Why isn't this std::string_view a constant expression?

Question

I'm relatively new to constexpr programming and am trying to do some basic manipulation of string_view objects in a constexpr context. In my case, all of the strings start as literals in my source code, so it seems like they should be constant expressions. I found that I can construct a constexpr string_view from a string literal without any issue.
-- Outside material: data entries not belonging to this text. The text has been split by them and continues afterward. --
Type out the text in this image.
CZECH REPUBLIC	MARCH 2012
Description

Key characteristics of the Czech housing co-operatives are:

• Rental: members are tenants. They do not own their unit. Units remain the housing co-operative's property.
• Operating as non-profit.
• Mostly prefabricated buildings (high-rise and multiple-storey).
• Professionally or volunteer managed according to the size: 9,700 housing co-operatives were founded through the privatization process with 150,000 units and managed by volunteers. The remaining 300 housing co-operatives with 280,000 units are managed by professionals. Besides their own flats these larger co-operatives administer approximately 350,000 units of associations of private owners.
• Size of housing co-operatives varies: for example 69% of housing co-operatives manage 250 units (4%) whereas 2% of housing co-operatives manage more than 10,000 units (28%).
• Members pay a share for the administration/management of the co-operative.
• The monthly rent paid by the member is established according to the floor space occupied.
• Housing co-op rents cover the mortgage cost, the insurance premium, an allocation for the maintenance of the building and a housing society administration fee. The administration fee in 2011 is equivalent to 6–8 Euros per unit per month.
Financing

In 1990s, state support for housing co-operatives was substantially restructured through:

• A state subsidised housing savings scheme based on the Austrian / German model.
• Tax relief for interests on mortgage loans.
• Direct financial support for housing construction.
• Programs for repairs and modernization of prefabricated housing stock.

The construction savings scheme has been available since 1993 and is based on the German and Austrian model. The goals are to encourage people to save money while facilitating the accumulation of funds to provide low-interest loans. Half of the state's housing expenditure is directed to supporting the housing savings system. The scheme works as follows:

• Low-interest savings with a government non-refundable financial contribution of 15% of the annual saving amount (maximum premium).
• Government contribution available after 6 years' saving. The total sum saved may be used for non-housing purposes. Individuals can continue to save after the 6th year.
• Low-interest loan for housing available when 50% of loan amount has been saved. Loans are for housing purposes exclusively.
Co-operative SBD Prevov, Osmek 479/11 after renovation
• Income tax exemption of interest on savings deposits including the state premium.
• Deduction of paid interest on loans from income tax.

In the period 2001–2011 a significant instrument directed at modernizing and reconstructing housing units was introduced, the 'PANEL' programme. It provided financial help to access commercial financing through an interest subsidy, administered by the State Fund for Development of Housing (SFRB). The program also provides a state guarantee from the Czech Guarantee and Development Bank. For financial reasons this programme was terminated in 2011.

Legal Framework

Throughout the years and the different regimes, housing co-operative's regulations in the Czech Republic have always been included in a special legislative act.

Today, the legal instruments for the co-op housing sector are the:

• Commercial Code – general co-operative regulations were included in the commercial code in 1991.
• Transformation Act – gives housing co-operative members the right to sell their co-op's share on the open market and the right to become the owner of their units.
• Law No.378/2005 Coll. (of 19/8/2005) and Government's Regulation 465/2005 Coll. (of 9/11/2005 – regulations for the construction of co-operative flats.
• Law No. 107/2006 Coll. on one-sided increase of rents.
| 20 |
However, if I try to invoke a constexpr function that takes a string_view argument with a string literal, then compilation fails. See the below example ( Compiler Explorer link ):

#include <string_view>

// this doesn't compile; the compiler complains that `sv` is not a constant-expression
constexpr bool foo(std::string_view sv) 
{
    constexpr auto it = sv.find('b'); 
    return it != sv.end();
}

// this compiles just fine, though
constexpr std::string_view bar("def");

int main()
{
    foo("abc");
}

gcc 8.3 provides the following error:

<source>: In function 'constexpr bool foo(std::string_view)':
<source>:5:32:   in 'constexpr' expansion of 'sv.std::basic_string_view<char>::find(((int)'b'), 0)'
<source>:5:36: error: 'sv' is not a constant expression
     constexpr auto it = sv.find('b');

Why is the string_view argument to foo() not treated as a constant expression?

Answer 1

A constexpr object's value is required to always be a compile-time constant. Since the function foo doesn't have any control over what arguments are passed to it, the parameter sv cannot be considered a constant expression (the caller may pass a non-constant-expression argument) and thus cannot be used to define it as a constexpr object.

The constexpr specifier can simply be removed from the definition of it , and then foo will compile and can even yield a constant expression (provided that the argument is a constant expression). (A constant expression is allowed to reference non- constexpr objects, although it is not allowed to call non- constexpr functions.)

By the way, the name it should not be used here since it is misleading. std::string_view::find returns an index, not an iterator.